5. Read something that has nothing to do with Church.

Don’t misunderstand. Keep reading your Church stuff. Just read, you know, the news, a magazine, the latest Stephenie Meyer novel, etc. I’ve always loved current events, and I struggled during my mission being so out of the loop. I’d catch myself glancing toward news stands just to see what was up, but after realizing that the news stands were mostly covered in porn, I went back to staring at the sidewalk.

4. Get in touch with all your old mission pals with whom you assume you shall remain the bestest of friends, even though you won’t.

I’m going to tell you a harsh truth: a mission is a lot like the ending of “The Breakfast Club” – “Will we still be friends after we’re all removed from this one common bond we share?” It’s human nature to bond with like-minded folks when working together as strangers in a strange land.  Don’t worry, you’ll keep up with lots of your mission chums, but don’t be surprised when your post-mission life is not just a big alumni party.

3. Enjoy spending your parents’ money.

One of the most marvelous things after a mission is basking in the approval of your loved ones. Sure, enjoy their company and stuff, but then enjoy the fact that even though you probably mooched a bit off of them over the past two years, your folks are going to want to buy you the moon. I recommend against offers for a car, but don’t be surprised if pocket money is easy to come by.

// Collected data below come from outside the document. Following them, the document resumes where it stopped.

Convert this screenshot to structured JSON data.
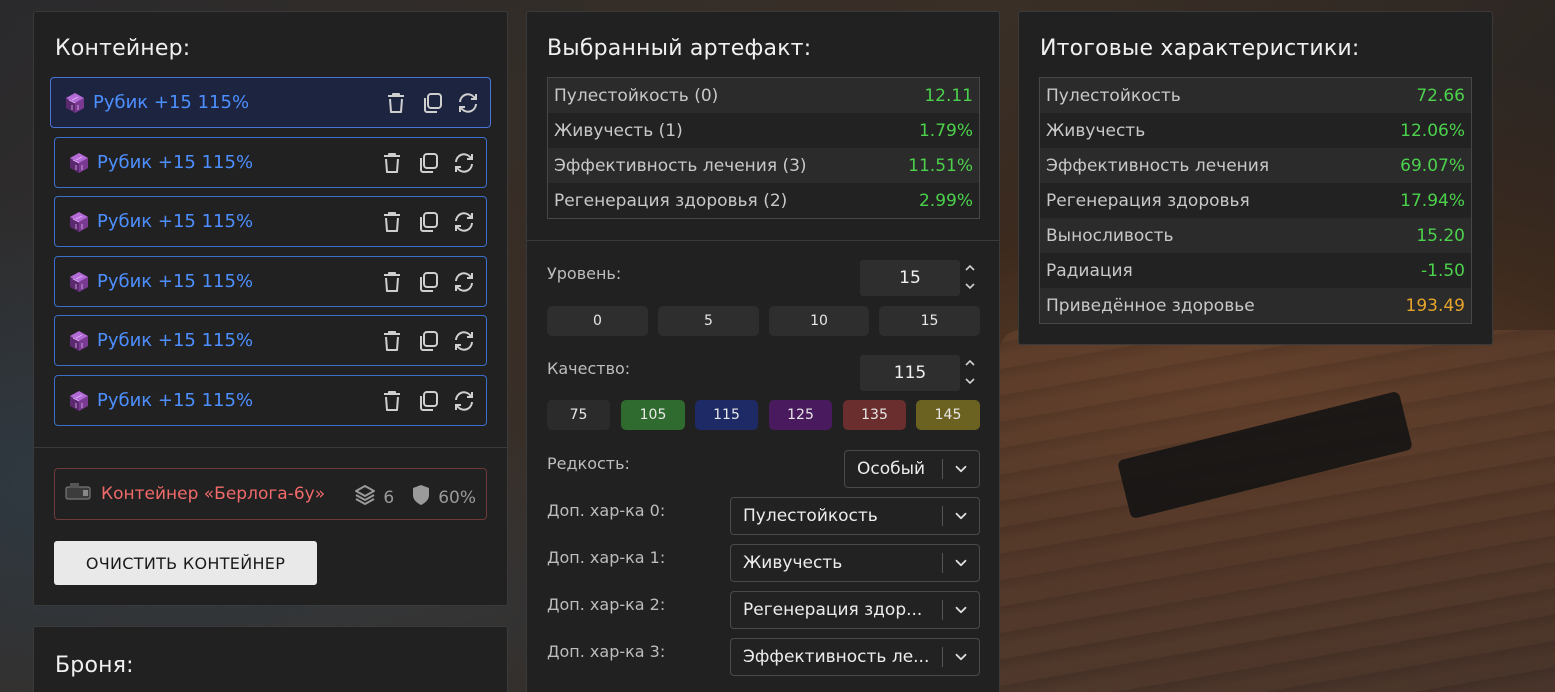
{
  "container_panel": {
    "title": "Контейнер:",
    "artifacts": [
      {
        "name": "Рубик +15 115%"
      },
      {
        "name": "Рубик +15 115%"
      },
      {
        "name": "Рубик +15 115%"
      },
      {
        "name": "Рубик +15 115%"
      },
      {
        "name": "Рубик +15 115%"
      },
      {
        "name": "Рубик +15 115%"
      }
    ],
    "container": {
      "name": "Контейнер «Берлога-6у»",
      "slots": "6",
      "protection": "60%"
    },
    "clear_button": "ОЧИСТИТЬ КОНТЕЙНЕР"
  },
  "armor_panel": {
    "title": "Броня:"
  },
  "selected_panel": {
    "title": "Выбранный артефакт:",
    "stats": [
      {
        "label": "Пулестойкость (0)",
        "value": "12.11"
      },
      {
        "label": "Живучесть (1)",
        "value": "1.79%"
      },
      {
        "label": "Эффективность лечения (3)",
        "value": "11.51%"
      },
      {
        "label": "Регенерация здоровья (2)",
        "value": "2.99%"
      }
    ],
    "level": {
      "label": "Уровень:",
      "value": "15",
      "presets": [
        "0",
        "5",
        "10",
        "15"
      ]
    },
    "quality": {
      "label": "Качество:",
      "value": "115",
      "presets": [
        {
          "label": "75",
          "color": "#2b2b2b"
        },
        {
          "label": "105",
          "color": "#2f6b2f"
        },
        {
          "label": "115",
          "color": "#1e2a66"
        },
        {
          "label": "125",
          "color": "#4a1a5e"
        },
        {
          "label": "135",
          "color": "#6a2e2e"
        },
        {
          "label": "145",
          "color": "#6b6120"
        }
      ]
    },
    "rarity": {
      "label": "Редкость:",
      "value": "Особый"
    },
    "extra": [
      {
        "label": "Доп. хар-ка 0:",
        "value": "Пулестойкость"
      },
      {
        "label": "Доп. хар-ка 1:",
        "value": "Живучесть"
      },
      {
        "label": "Доп. хар-ка 2:",
        "value": "Регенерация здор..."
      },
      {
        "label": "Доп. хар-ка 3:",
        "value": "Эффективность ле..."
      }
    ]
  },
  "totals_panel": {
    "title": "Итоговые характеристики:",
    "stats": [
      {
        "label": "Пулестойкость",
        "value": "72.66",
        "tone": "green"
      },
      {
        "label": "Живучесть",
        "value": "12.06%",
        "tone": "green"
      },
      {
        "label": "Эффективность лечения",
        "value": "69.07%",
        "tone": "green"
      },
      {
        "label": "Регенерация здоровья",
        "value": "17.94%",
        "tone": "green"
      },
      {
        "label": "Выносливость",
        "value": "15.20",
        "tone": "green"
      },
      {
        "label": "Радиация",
        "value": "-1.50",
        "tone": "green"
      },
      {
        "label": "Приведённое здоровье",
        "value": "193.49",
        "tone": "orange"
      }
    ]
  },
  "colors": {
    "green": "#4cd14c",
    "orange": "#e6a42a",
    "artifact_blue": "#4d8fff",
    "container_red": "#f06a6a"
  }
}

2. Help the missionaries in your ward!

Remember when you were a missionary (like, last week), and you had those ward members who were just awesome? The RM who came home and was a total rock star? And remember how you were disappointed by the schmoes who came home and did nothing? Yeah, make some time for the Elders. You were just one of them. But they are not your best friends or your new social life! Your are now a civilian and you are required to talk to other humans about Church and non-Church-related activities!

1. Write in your journal.

This is a big one. Above all else, write about your transition in your journal. You will look back on that and be amazed. I was a fastidious journal keeper throughout my mission, but I completely stopped for a bit after I got home. As such, I don’t have much of a record of how it was to transition back into normal life, and that is to my detriment. Journals are arguably our greatest source of self-reflection.